2015/04/26

学生寮という愛校心を育む装置(京大)


国際教養大学で入学後1年間の寮生活が義務付けられていたり、早稲田大学に昨年、国際学生寮WISHが建設されたりと、最近、学生寮の話題をよく目にします。

とはいえ、学生寮自体はここ最近急に増えたわけではなく、ずっと昔からある大学にはあるわけです。そんな、ずっとある学生寮の中で、特に古くて有名なものの一つに京都大学の学生寮「吉田寮」があります。この吉田寮が、このたび大きく変わるようです。

以下、朝日新聞デジタルより。


京大吉田寮に新棟完成 現棟交渉は続く  
国内にある学生寮で有数の歴史を誇る京都大学吉田寮(左京区)に新棟(西寮)が完成した。かつては学生運動の拠点となり、1980年代には廃寮を決めた大学と学生側が激しく対立。現在も築100年を超える寮の建物(現棟)のあり方をめぐり交渉が続く。新棟は3月27日に完成し、4月1日に自治会の代表者に鍵が引き渡された。(後略)


吉田寮というと、森見登美彦氏の小説『四畳半神話体系』のモチーフにもなった、京大の何だかよくわからない自由奔放な雰囲気の象徴ともいえる建物です。今回、新しい棟ができたようですが、以前からある棟も取り壊されることなく並行して使われるようで、京都大学ファン(?)としては、ちょっとホッとしました。

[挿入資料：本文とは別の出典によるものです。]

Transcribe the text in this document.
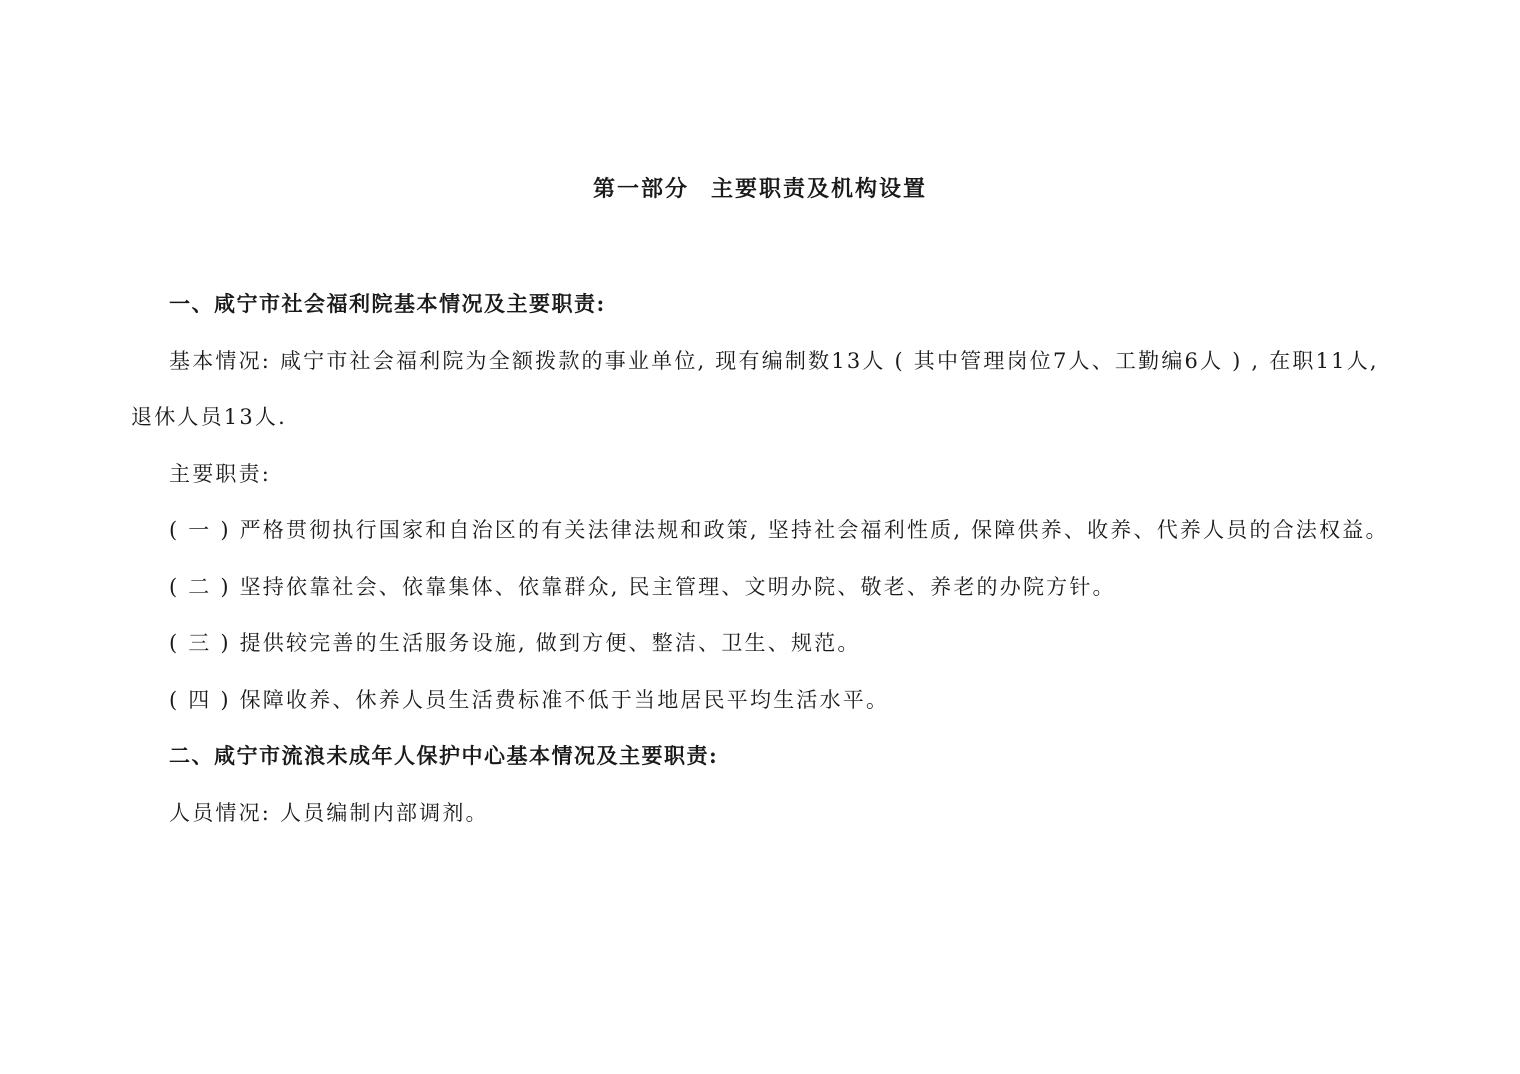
第一部分 主要职责及机构设置

一、咸宁市社会福利院基本情况及主要职责:

基本情况: 咸宁市社会福利院为全额拨款的事业单位, 现有编制数13人 ( 其中管理岗位7人、工勤编6人 ) , 在职11人, 退休人员13人.

主要职责:

( 一 ) 严格贯彻执行国家和自治区的有关法律法规和政策, 坚持社会福利性质, 保障供养、收养、代养人员的合法权益。

( 二 ) 坚持依靠社会、依靠集体、依靠群众, 民主管理、文明办院、敬老、养老的办院方针。

( 三 ) 提供较完善的生活服务设施, 做到方便、整洁、卫生、规范。

( 四 ) 保障收养、休养人员生活费标准不低于当地居民平均生活水平。

二、咸宁市流浪未成年人保护中心基本情况及主要职责:

人员情况: 人员编制内部调剂。
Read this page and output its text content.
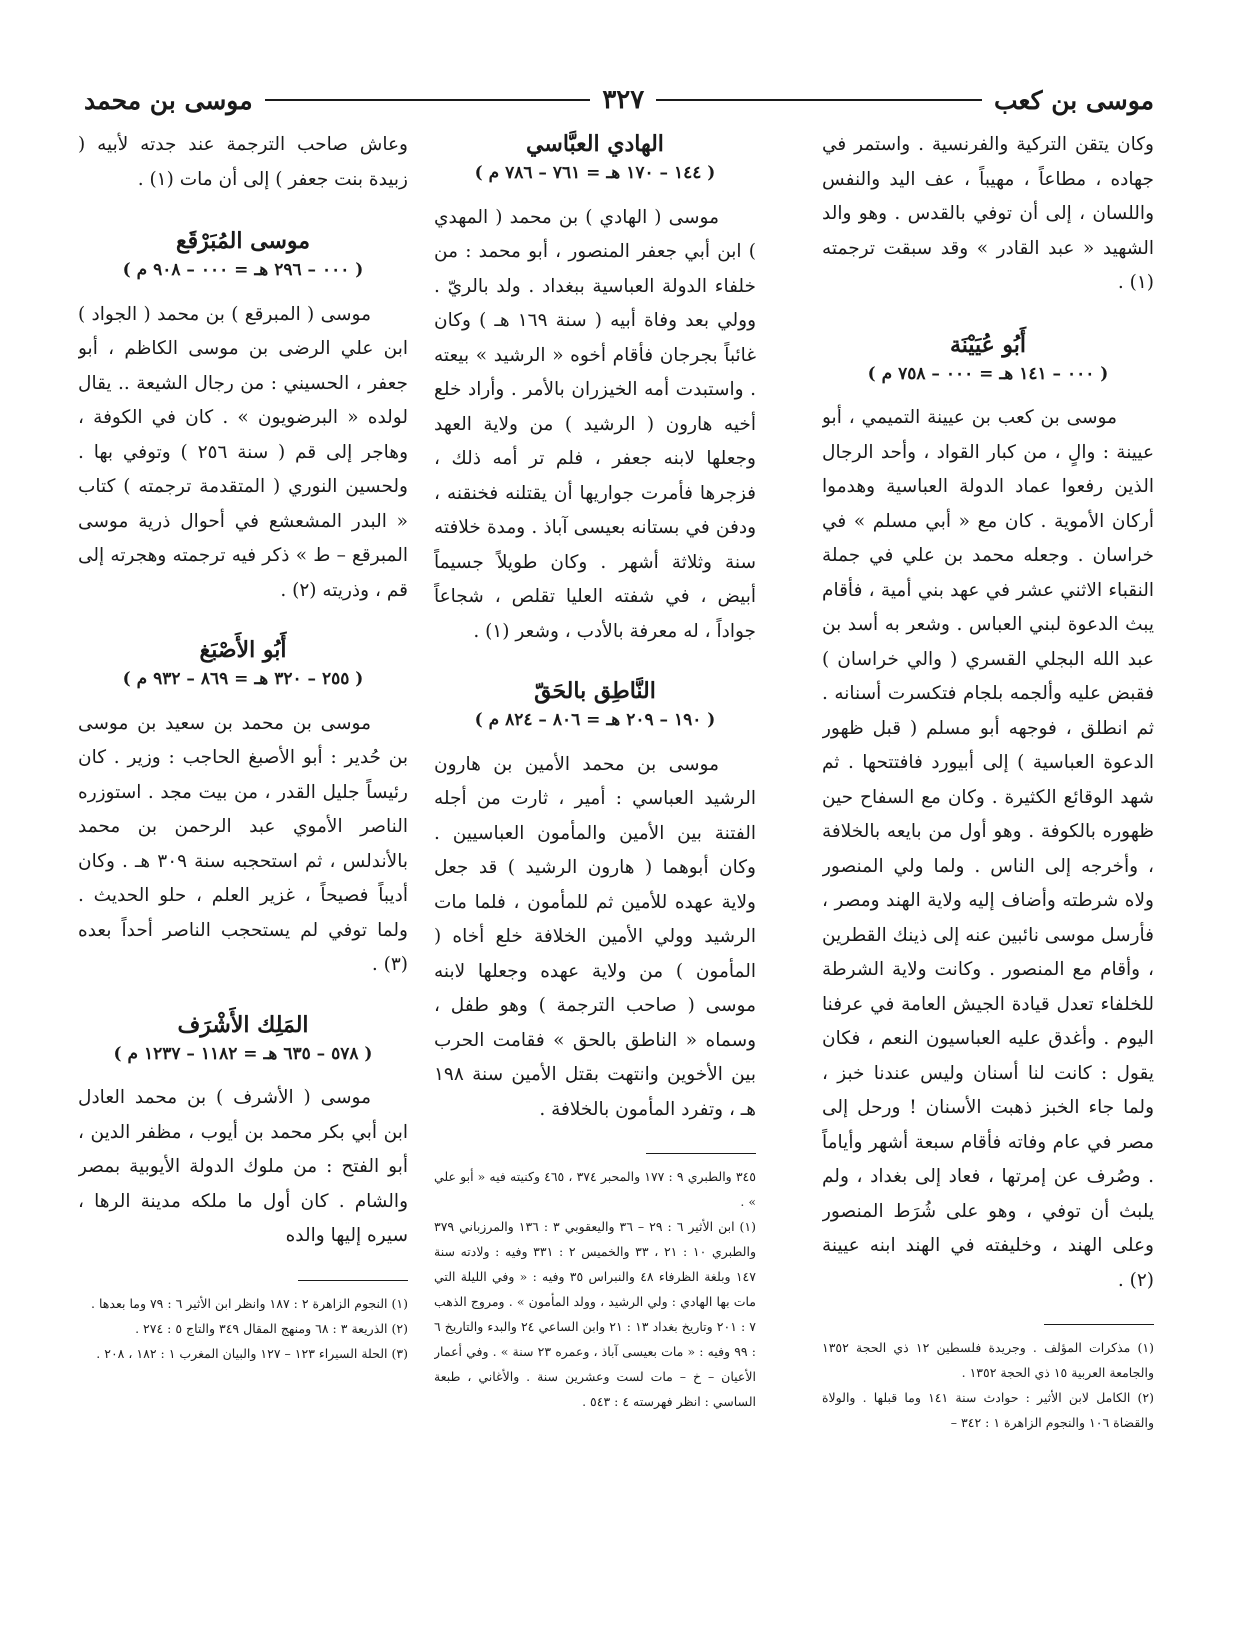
موسى بن كعب
٣٢٧
موسى بن محمد

وكان يتقن التركية والفرنسية . واستمر في جهاده ، مطاعاً ، مهيباً ، عف اليد والنفس واللسان ، إلى أن توفي بالقدس . وهو والد الشهيد « عبد القادر » وقد سبقت ترجمته (١) .

أَبُو عُيَيْنَة

( ٠٠٠ – ١٤١ هـ = ٠٠٠ – ٧٥٨ م )

موسى بن كعب بن عيينة التميمي ، أبو عيينة : والٍ ، من كبار القواد ، وأحد الرجال الذين رفعوا عماد الدولة العباسية وهدموا أركان الأموية . كان مع « أبي مسلم » في خراسان . وجعله محمد بن علي في جملة النقباء الاثني عشر في عهد بني أمية ، فأقام يبث الدعوة لبني العباس . وشعر به أسد بن عبد الله البجلي القسري ( والي خراسان ) فقبض عليه وألجمه بلجام فتكسرت أسنانه . ثم انطلق ، فوجهه أبو مسلم ( قبل ظهور الدعوة العباسية ) إلى أبيورد فافتتحها . ثم شهد الوقائع الكثيرة . وكان مع السفاح حين ظهوره بالكوفة . وهو أول من بايعه بالخلافة ، وأخرجه إلى الناس . ولما ولي المنصور ولاه شرطته وأضاف إليه ولاية الهند ومصر ، فأرسل موسى نائبين عنه إلى ذينك القطرين ، وأقام مع المنصور . وكانت ولاية الشرطة للخلفاء تعدل قيادة الجيش العامة في عرفنا اليوم . وأغدق عليه العباسيون النعم ، فكان يقول : كانت لنا أسنان وليس عندنا خبز ، ولما جاء الخبز ذهبت الأسنان ! ورحل إلى مصر في عام وفاته فأقام سبعة أشهر وأياماً . وصُرف عن إمرتها ، فعاد إلى بغداد ، ولم يلبث أن توفي ، وهو على شُرَط المنصور وعلى الهند ، وخليفته في الهند ابنه عيينة (٢) .

(١) مذكرات المؤلف . وجريدة فلسطين ١٢ ذي الحجة ١٣٥٢ والجامعة العربية ١٥ ذي الحجة ١٣٥٢ .

(٢) الكامل لابن الأثير : حوادث سنة ١٤١ وما قبلها . والولاة والقضاة ١٠٦ والنجوم الزاهرة ١ : ٣٤٢ –

الهادي العبَّاسي

( ١٤٤ – ١٧٠ هـ = ٧٦١ – ٧٨٦ م )

موسى ( الهادي ) بن محمد ( المهدي ) ابن أبي جعفر المنصور ، أبو محمد : من خلفاء الدولة العباسية ببغداد . ولد بالريّ . وولي بعد وفاة أبيه ( سنة ١٦٩ هـ ) وكان غائباً بجرجان فأقام أخوه « الرشيد » بيعته . واستبدت أمه الخيزران بالأمر . وأراد خلع أخيه هارون ( الرشيد ) من ولاية العهد وجعلها لابنه جعفر ، فلم تر أمه ذلك ، فزجرها فأمرت جواريها أن يقتلنه فخنقنه ، ودفن في بستانه بعيسى آباذ . ومدة خلافته سنة وثلاثة أشهر . وكان طويلاً جسيماً أبيض ، في شفته العليا تقلص ، شجاعاً جواداً ، له معرفة بالأدب ، وشعر (١) .

النَّاطِق بالحَقّ

( ١٩٠ – ٢٠٩ هـ = ٨٠٦ – ٨٢٤ م )

موسى بن محمد الأمين بن هارون الرشيد العباسي : أمير ، ثارت من أجله الفتنة بين الأمين والمأمون العباسيين . وكان أبوهما ( هارون الرشيد ) قد جعل ولاية عهده للأمين ثم للمأمون ، فلما مات الرشيد وولي الأمين الخلافة خلع أخاه ( المأمون ) من ولاية عهده وجعلها لابنه موسى ( صاحب الترجمة ) وهو طفل ، وسماه « الناطق بالحق » فقامت الحرب بين الأخوين وانتهت بقتل الأمين سنة ١٩٨ هـ ، وتفرد المأمون بالخلافة .

٣٤٥ والطبري ٩ : ١٧٧ والمحبر ٣٧٤ ، ٤٦٥ وكنيته فيه « أبو علي » .

(١) ابن الأثير ٦ : ٢٩ – ٣٦ واليعقوبي ٣ : ١٣٦ والمرزباني ٣٧٩ والطبري ١٠ : ٢١ ، ٣٣ والخميس ٢ : ٣٣١ وفيه : ولادته سنة ١٤٧ وبلغة الظرفاء ٤٨ والنبراس ٣٥ وفيه : « وفي الليلة التي مات بها الهادي : ولي الرشيد ، وولد المأمون » . ومروج الذهب ٧ : ٢٠١ وتاريخ بغداد ١٣ : ٢١ وابن الساعي ٢٤ والبدء والتاريخ ٦ : ٩٩ وفيه : « مات بعيسى آباذ ، وعمره ٢٣ سنة » . وفي أعمار الأعيان – خ – مات لست وعشرين سنة . والأغاني ، طبعة الساسي : انظر فهرسته ٤ : ٥٤٣ .

وعاش صاحب الترجمة عند جدته لأبيه ( زبيدة بنت جعفر ) إلى أن مات (١) .

موسى المُبَرْقَع

( ٠٠٠ – ٢٩٦ هـ = ٠٠٠ – ٩٠٨ م )

موسى ( المبرقع ) بن محمد ( الجواد ) ابن علي الرضى بن موسى الكاظم ، أبو جعفر ، الحسيني : من رجال الشيعة .. يقال لولده « البرضويون » . كان في الكوفة ، وهاجر إلى قم ( سنة ٢٥٦ ) وتوفي بها . ولحسين النوري ( المتقدمة ترجمته ) كتاب « البدر المشعشع في أحوال ذرية موسى المبرقع – ط » ذكر فيه ترجمته وهجرته إلى قم ، وذريته (٢) .

أَبُو الأَصْبَغ

( ٢٥٥ – ٣٢٠ هـ = ٨٦٩ – ٩٣٢ م )

موسى بن محمد بن سعيد بن موسى بن حُدير : أبو الأصبغ الحاجب : وزير . كان رئيساً جليل القدر ، من بيت مجد . استوزره الناصر الأموي عبد الرحمن بن محمد بالأندلس ، ثم استحجبه سنة ٣٠٩ هـ . وكان أديباً فصيحاً ، غزير العلم ، حلو الحديث . ولما توفي لم يستحجب الناصر أحداً بعده (٣) .

المَلِك الأَشْرَف

( ٥٧٨ – ٦٣٥ هـ = ١١٨٢ – ١٢٣٧ م )

موسى ( الأشرف ) بن محمد العادل ابن أبي بكر محمد بن أيوب ، مظفر الدين ، أبو الفتح : من ملوك الدولة الأيوبية بمصر والشام . كان أول ما ملكه مدينة الرها ، سيره إليها والده

(١) النجوم الزاهرة ٢ : ١٨٧ وانظر ابن الأثير ٦ : ٧٩ وما بعدها .

(٢) الذريعة ٣ : ٦٨ ومنهج المقال ٣٤٩ والتاج ٥ : ٢٧٤ .

(٣) الحلة السيراء ١٢٣ – ١٢٧ والبيان المغرب ١ : ١٨٢ ، ٢٠٨ .
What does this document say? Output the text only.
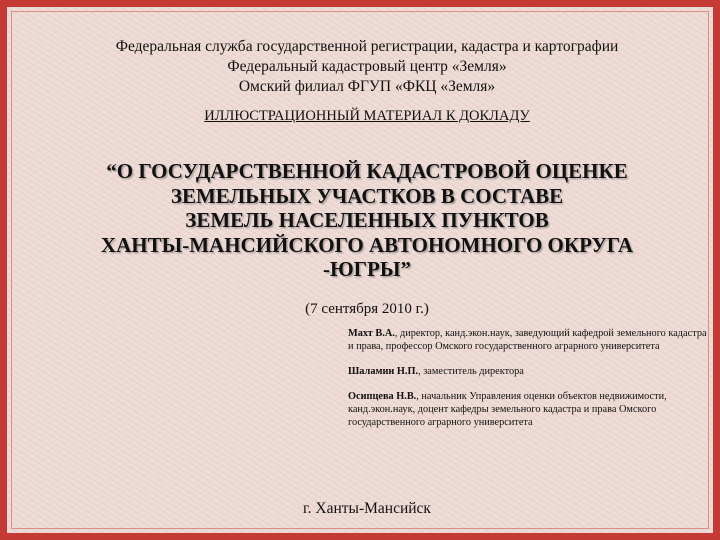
Федеральная служба государственной регистрации, кадастра и картографии
Федеральный кадастровый центр «Земля»
Омский филиал ФГУП «ФКЦ «Земля»
ИЛЛЮСТРАЦИОННЫЙ МАТЕРИАЛ К ДОКЛАДУ
“О ГОСУДАРСТВЕННОЙ КАДАСТРОВОЙ ОЦЕНКЕ
ЗЕМЕЛЬНЫХ УЧАСТКОВ В СОСТАВЕ
ЗЕМЕЛЬ НАСЕЛЕННЫХ ПУНКТОВ
ХАНТЫ-МАНСИЙСКОГО АВТОНОМНОГО ОКРУГА
-ЮГРЫ”
(7 сентября 2010 г.)
Махт В.А., директор, канд.экон.наук, заведующий кафедрой земельного кадастра и права, профессор Омского государственного аграрного университета
Шаламин Н.П., заместитель директора
Осипцева Н.В., начальник Управления оценки объектов недвижимости, канд.экон.наук, доцент кафедры земельного кадастра и права Омского государственного аграрного университета
г. Ханты-Мансийск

また記事には1980年代に廃寮をめぐって学生と対立があったとありますが、やはり学生寮は寮生にとって生活の基盤になる場であり、たくさんの思い出が詰まった場所です。おいそれと無くしていいところではなかったのでしょう。

近年、大学関連の仕事をしていると、卒業生との接点をいかに持つか、さらにいうと卒業生から寄付をもらったり、子息を自校に進学させてもらったりできる関係性をいかにしてつくるかが大きなテーマとしてあるように感じます。

卒業後も大学と強い結びつきをもつ卒業生というと、体育会系のクラブ出身者に多い印象があるのですが、寮生も同じように優良な卒業生になる資質があるのではないかと思うのです。というのも、学生時代の思い出が濃密であればあるほど、卒業後も大学のことを忘れないわけで、学生寮で生活する場合、24時間、365日(厳密には違うのですが……)、大学と関わっているため、思い出の密度が他と違うように思うからです。

それに、欧米の名門大学では収入の一部を卒業生からの寄付に頼っており、こういった大学の学生の多くは学生時代を学生寮で過ごします。キリスト教圏は、日本より寄付の文化が定着していますが、寄付先に卒業大学を選ぶのは、やはり愛校心があるからに他なりません。この愛校心を生み出すのに、学生寮は大きな役割を担っているのではないかと思います。

学生寮が協調性や自立心などを育むうえで有用だというのはよく聞きます。でも実はそれだけでなく、愛好心を醸成する場としても、かなり大きな意味を持つのかもしれません。もしそうだとすると、2018年問題が間近に迫った大学にとって、学生寮を利用した愛校心の醸成は取り組む価値のあるテーマなのかもしれませんね。